Douglas's "social credit" also advocates citizen dividends. |
The Kucinich/AMI monetary reforms
are not directed to the financing of private sector growth. They would do nothing to universalize future
citizen access to shared economic power through direct ownership of capital and
wealth creation. AMI’s monetary reforms would empower the government to create
money as it needs to pay for public sector projects. Any surplus that is
generated by government creating money and spending it into the economy is to
be paid out to citizens in the form of a “Citizens Dividend.”
CESJ: While
CESJ’s (and Louis Kelso’s) concept of money is discussed in great detail in “What
is Money?”, “A New
Look at Prices and Money,” and Chapter 7 of Capital
Homesteading for Every Citizen, we can briefly define money as anything that can be used to
settle a debt or facilitate the exchange of marketable goods and services.
Most
economists will explain that money is: (1) a medium of exchange, (2) a store of
value, (3) a standard of value, and (4) a common measure of value. “Currency”
or “current money” involves a “commonly recognized determination of value,
often regulated, but need not be created, by government.”
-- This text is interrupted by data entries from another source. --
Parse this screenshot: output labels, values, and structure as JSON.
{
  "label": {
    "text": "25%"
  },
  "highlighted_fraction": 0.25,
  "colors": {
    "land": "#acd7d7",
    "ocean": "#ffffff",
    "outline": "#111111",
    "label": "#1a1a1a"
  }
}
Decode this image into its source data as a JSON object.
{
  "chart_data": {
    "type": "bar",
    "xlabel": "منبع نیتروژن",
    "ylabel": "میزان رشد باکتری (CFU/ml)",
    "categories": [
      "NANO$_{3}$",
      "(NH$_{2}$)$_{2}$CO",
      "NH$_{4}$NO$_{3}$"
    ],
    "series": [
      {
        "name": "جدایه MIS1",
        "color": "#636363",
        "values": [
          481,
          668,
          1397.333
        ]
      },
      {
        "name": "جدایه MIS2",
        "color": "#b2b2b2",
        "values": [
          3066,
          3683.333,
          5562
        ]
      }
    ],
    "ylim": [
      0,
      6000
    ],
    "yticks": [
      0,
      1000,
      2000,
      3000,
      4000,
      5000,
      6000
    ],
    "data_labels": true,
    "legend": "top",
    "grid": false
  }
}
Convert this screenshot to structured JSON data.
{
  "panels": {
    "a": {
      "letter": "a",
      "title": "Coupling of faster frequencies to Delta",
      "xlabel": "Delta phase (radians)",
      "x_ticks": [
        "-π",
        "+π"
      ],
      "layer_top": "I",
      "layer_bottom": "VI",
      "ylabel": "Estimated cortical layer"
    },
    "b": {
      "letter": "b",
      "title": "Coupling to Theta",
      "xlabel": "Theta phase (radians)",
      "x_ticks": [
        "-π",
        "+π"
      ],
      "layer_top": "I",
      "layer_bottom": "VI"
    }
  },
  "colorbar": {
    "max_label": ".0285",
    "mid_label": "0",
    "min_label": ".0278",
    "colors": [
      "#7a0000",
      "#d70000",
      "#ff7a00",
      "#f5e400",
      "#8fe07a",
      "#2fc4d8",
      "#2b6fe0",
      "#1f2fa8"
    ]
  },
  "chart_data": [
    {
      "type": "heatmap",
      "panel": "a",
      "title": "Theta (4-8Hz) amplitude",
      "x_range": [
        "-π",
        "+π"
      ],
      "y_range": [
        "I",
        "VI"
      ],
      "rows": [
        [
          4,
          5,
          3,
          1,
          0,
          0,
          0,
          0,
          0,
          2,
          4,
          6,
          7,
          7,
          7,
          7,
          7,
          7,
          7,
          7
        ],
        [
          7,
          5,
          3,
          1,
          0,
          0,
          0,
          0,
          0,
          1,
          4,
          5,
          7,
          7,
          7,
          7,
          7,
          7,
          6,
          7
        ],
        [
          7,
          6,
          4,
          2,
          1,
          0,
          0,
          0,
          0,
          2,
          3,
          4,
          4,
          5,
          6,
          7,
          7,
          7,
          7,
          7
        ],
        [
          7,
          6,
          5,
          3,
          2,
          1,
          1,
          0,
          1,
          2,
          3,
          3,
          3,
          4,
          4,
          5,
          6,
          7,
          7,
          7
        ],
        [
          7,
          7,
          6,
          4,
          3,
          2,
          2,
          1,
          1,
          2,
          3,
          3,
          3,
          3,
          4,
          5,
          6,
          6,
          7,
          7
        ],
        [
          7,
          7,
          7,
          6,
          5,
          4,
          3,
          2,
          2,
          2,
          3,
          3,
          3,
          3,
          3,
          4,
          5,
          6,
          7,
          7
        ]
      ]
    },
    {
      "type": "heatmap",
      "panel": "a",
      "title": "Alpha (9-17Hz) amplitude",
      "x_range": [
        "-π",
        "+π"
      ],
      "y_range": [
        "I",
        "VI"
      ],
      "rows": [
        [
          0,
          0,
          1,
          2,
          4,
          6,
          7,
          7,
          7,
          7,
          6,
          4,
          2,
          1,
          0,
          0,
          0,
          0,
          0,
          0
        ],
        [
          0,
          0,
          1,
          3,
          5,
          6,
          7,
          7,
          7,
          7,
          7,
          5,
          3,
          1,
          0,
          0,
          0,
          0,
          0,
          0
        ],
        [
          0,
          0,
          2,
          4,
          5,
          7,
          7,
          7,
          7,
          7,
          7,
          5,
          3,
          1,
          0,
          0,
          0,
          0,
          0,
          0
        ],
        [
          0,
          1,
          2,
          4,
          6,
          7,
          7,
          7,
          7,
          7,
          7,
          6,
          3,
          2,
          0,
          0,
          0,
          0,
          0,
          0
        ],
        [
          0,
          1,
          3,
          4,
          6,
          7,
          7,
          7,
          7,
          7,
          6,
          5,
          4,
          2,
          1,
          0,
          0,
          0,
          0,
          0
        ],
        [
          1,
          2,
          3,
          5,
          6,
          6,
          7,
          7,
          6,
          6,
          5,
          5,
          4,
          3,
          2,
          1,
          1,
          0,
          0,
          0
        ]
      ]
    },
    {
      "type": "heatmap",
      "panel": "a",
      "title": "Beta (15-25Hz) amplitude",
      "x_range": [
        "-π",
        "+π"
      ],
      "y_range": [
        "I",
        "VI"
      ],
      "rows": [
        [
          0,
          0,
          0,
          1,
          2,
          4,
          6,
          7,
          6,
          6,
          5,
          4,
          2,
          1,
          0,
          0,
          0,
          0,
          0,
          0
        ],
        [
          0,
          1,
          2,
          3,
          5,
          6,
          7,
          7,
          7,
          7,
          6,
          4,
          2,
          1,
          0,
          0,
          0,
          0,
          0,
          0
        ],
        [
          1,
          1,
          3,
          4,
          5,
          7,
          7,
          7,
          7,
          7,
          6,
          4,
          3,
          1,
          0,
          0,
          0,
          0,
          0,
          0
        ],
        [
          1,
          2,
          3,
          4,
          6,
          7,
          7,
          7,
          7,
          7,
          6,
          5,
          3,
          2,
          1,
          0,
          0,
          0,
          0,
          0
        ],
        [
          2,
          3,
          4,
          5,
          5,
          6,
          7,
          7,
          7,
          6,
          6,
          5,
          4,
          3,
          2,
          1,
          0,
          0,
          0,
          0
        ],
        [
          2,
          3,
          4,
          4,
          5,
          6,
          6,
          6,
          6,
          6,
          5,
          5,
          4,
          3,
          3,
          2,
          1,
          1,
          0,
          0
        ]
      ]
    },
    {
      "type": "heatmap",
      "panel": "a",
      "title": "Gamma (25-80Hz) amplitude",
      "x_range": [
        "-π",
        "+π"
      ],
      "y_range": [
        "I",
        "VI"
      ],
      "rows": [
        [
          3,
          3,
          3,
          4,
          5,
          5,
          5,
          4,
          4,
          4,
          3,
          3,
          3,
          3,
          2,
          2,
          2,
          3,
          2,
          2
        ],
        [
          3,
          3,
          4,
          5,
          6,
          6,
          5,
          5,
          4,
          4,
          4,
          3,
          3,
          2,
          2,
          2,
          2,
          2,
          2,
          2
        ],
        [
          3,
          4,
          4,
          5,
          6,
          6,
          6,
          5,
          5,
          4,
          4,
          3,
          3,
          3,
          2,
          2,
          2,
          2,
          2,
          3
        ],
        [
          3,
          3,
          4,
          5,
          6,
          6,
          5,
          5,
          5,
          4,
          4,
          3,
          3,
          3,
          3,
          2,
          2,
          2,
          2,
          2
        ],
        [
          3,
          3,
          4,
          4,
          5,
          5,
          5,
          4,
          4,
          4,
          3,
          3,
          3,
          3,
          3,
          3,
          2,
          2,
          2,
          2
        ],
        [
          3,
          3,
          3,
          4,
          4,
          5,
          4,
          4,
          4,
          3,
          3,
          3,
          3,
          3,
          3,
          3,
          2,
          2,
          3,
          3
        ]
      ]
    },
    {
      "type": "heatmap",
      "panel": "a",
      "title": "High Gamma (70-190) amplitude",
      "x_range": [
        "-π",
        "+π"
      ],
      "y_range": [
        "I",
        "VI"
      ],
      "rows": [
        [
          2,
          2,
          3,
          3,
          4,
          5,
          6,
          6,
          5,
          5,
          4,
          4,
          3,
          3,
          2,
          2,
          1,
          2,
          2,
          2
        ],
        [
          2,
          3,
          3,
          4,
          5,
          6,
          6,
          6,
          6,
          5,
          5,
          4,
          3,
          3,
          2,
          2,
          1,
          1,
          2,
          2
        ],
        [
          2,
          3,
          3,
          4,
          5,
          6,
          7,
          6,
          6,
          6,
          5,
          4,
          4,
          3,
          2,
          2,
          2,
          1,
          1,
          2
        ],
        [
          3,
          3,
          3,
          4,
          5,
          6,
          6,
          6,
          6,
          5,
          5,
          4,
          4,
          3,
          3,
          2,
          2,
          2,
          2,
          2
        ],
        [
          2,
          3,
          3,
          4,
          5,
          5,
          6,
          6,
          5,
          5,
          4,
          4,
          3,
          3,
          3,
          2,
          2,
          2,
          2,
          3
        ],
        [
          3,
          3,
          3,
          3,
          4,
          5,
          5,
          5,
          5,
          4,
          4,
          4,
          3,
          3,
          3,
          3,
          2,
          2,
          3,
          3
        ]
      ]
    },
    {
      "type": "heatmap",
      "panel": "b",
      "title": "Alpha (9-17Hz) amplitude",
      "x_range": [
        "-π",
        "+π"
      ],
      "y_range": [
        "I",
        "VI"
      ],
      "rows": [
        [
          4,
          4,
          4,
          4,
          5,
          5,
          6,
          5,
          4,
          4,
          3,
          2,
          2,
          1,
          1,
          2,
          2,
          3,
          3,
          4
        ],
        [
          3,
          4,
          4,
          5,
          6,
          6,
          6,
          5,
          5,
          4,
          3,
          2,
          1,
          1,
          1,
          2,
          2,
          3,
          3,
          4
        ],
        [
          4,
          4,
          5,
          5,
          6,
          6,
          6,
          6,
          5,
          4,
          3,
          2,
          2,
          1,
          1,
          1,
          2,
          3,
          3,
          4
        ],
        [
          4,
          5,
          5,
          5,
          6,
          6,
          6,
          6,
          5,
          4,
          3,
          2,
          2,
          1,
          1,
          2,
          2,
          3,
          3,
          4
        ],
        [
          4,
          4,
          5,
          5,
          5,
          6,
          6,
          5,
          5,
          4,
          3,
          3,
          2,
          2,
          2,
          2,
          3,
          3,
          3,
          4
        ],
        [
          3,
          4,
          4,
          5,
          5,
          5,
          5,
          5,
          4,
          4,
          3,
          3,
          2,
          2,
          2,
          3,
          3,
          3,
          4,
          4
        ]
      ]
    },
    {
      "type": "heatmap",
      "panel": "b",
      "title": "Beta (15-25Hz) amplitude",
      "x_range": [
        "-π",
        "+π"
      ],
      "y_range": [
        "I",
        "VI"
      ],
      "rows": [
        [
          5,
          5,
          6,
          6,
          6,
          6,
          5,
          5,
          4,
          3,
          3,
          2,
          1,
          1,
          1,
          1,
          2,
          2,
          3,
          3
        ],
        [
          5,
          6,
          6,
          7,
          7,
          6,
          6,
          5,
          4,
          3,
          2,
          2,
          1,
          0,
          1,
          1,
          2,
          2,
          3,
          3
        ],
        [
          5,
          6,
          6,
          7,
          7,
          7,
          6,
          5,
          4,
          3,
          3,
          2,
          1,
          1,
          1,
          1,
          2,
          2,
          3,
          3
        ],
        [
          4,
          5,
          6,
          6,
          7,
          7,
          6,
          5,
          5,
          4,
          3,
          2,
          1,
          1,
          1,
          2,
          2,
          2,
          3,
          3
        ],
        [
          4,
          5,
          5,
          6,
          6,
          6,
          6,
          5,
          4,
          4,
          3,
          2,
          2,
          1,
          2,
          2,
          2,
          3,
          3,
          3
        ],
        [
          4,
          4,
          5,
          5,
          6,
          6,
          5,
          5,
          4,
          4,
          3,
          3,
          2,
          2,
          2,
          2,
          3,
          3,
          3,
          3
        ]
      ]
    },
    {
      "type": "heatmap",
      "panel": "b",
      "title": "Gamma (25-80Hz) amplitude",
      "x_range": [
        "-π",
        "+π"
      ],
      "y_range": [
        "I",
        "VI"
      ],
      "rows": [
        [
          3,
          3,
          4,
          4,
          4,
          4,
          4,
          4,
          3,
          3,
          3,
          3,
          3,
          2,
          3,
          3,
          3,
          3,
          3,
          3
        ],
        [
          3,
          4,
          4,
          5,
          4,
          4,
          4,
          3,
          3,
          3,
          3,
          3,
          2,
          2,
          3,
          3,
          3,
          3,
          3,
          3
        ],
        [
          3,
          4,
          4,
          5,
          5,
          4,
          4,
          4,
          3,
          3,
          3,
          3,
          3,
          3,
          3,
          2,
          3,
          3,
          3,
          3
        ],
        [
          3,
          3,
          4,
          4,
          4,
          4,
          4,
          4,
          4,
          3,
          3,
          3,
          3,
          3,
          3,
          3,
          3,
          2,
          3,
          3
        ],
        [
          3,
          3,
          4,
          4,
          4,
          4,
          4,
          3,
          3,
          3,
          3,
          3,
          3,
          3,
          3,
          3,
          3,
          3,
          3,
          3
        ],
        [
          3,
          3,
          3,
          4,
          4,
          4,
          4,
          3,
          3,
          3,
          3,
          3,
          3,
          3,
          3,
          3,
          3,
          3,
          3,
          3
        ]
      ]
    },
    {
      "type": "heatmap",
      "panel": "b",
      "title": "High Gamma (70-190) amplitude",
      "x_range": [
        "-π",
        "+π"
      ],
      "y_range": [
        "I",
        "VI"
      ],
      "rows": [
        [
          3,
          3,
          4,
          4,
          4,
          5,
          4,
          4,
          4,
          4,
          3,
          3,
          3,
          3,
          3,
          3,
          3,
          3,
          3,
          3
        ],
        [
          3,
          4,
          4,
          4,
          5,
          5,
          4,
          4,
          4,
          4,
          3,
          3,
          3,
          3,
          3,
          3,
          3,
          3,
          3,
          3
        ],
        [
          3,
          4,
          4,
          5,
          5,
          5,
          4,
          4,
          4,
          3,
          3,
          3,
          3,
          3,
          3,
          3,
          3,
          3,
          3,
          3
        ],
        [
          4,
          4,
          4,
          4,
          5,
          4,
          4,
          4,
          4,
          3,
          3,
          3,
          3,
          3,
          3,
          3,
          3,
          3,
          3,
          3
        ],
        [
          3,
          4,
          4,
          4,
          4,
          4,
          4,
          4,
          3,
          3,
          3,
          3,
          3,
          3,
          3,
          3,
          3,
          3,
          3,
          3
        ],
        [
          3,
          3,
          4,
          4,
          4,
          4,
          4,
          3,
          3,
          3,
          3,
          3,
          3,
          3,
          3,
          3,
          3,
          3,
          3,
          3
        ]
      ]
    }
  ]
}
Kelso: money is a symbol of production. |
Delving
deeper, lawyer-economist Louis Kelso illuminated the nature of money. He
understood the impact of contracts, private property, and credit arrangements
on the economic system — recognizing that money is, ultimately, a social tool
for measuring values used for the exchange of property rights:
Money is not a part
of the visible sector of the economy; people do not consume money. Money is not
a physical factor of production, but rather a yardstick for measuring economic
input, economic outtake and the relative values of the real goods and services
of the economic world. Money provides a method of measuring obligations,
rights, powers and privileges. It provides a means whereby certain individuals
can accumulate claims against others, or against the economy as a whole, or against
many economies. It is a system of symbols that many economists substitute for
the visible sector and its productive enterprises, goods and services, thereby
losing sight of the fact that a monetary system is a part only of the invisible
sector of the economy, and that its adequacy can only be measured by its effect
upon the visible sector. (Louis O. Kelso and Patricia Hetter, Two-Factor
Theory: The Economics of Reality. New York: Random House, 1967, 54.)
Essentially, as Kelso points out,
money is a symbol representing, and means for measuring, the economic value of
things being exchanged in commerce. It is not the things themselves. It is a
system of promises that obligates a party or parties to deliver value in an
agreed-upon form and within an agreed-upon time.
Money includes “coin,” “currency”
and “legal tender,” which are forms of money given legal status by Congress and
the Federal government. However, most money used by the private sector is
created in the form of demand deposits and through the acceptance of private
sector bills of exchange and similar instruments.
CESJ’s concept recognizes a much
broader definition of money than simply coin, currency, and demand deposits. It
requires that money must always be backed by something of value, and that money
must have a consistent way of being measured (a standard of value). CESJ
advocates the use of “future savings” as a way of financing new growth and escaping
the “slavery of past savings.” Money and credit based on “future savings” can
enable have-nots to acquire capital ownership paid with the future earnings of
the capital. Thereafter, the earnings of capital (dividends) would flow to its new
owners, which now can include every child, woman and man in society.
Money
is not a god to be worshiped. It is a “social tool,” an artifact of
civilization invented to facilitate economic transactions. Like any tool, money
can be used justly or unjustly. It can be used by those who control it to
suppress the independence and human potential of the many, or to achieve
economic liberation and universal prosperity.